Gambian nightlife is fairly subdued, and is concentrated in the coastal resorts and in Serekunda, the largest city. The resort hotels put on regular performances of Gambian drumming, dancing and fire-eating for their guests; the best of these are highly energetic, and audience participation is encouraged. Hotels and restaurants also organise more tranquil musical evenings featuring traditional music played on the kora, the West African harp.

Places to Unwind

Most of the country’s nightclubs and bars are found in the tourist hubs of Bakau and the Senegambia area of Kololi, with a few close to the Kotu and Cape Point hotels.

Jokor is one of the top local nightspots in Gambia. It is located in Serekunda, Westfield Junction, just off a small side street and is essentially an open air disco with an elevated performance state. There are several bars and toilets which are cleaned regularly throughout the evening. They have a ladies night when women are are allowed in for free. Do check which day as it used to be on a Wednesday. There is plenty of transport after hours and the general area is well lit with street lamps.

Further a field but definitely worth the trip is Willy's in Lamin (about 2 km from the airport). A Bantaba style building with a huge dance floor and serious sounds, Willy's is the perfect place to dance the night away to a variety of music from West Africa and further afield. The club seriously' kicks off at around midnight and is open every Saturday night and some Fridays and Sundays. It is worth checking the dates of public holidays as there is always a programme on those nights, often featuring live music. Willy's is closed during Ramadan, the Muslim fast month. There are generally plenty of taxis outside after closing (about 4 am) as most of the customers travel from Serekunda or even Banjul.

Near the hotels, there are a few fairly good local venues including Duplex near the Seaview Gardens Hotel, Jakarlo in Kololi, Wow in the Senegambia area, and Tam Tam 2000 next door to Badala Park Hotel. Again, you will find a good mixture of music and the opportunity for some serious dance floor activity. However, they do lack the unique atmosphere of Jokor and Willy's.

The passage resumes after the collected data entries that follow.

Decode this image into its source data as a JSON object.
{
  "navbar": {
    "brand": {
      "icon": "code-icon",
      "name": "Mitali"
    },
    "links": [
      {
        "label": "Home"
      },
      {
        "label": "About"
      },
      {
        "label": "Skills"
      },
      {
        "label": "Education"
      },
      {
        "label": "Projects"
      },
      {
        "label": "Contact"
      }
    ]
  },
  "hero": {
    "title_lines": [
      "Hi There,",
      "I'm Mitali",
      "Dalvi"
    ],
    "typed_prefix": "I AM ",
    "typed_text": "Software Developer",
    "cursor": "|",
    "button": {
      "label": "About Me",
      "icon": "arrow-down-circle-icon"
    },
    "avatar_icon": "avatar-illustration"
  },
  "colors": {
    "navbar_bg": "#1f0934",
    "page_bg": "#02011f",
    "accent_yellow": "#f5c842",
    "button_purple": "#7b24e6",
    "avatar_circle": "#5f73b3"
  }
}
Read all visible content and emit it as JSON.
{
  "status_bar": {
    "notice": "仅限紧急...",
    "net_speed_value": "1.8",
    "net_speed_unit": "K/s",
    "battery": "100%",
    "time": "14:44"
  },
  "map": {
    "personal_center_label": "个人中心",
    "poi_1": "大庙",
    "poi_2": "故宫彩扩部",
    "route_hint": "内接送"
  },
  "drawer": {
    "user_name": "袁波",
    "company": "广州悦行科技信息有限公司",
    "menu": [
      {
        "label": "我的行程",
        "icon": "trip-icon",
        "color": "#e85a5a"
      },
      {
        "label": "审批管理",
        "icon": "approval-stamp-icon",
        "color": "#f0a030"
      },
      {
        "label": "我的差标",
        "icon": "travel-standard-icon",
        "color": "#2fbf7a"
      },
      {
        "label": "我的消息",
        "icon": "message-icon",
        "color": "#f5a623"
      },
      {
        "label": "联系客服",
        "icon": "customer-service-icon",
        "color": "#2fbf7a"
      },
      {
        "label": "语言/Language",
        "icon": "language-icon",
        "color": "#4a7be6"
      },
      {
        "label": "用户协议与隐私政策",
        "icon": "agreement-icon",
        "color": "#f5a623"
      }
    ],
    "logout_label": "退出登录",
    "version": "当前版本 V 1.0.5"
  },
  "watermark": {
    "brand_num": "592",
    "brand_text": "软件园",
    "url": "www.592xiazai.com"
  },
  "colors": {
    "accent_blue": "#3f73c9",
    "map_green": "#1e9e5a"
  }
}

Expect a more expensive night also as you will pay about a higher entrance fee and hotel prices for your drinks.

For a quieter night on the town there is a fairly good selection of pubs and bar restaurants around Serekunda, Bakau and Fajara to chose from.

Major concerts featuring rap, reggae and African music stars from Senegal and beyond are held at Dream Park in Kololi, and the Independence Stadium in Bakau. Further inland, the small town of Brikama has a low-key but significant music scene.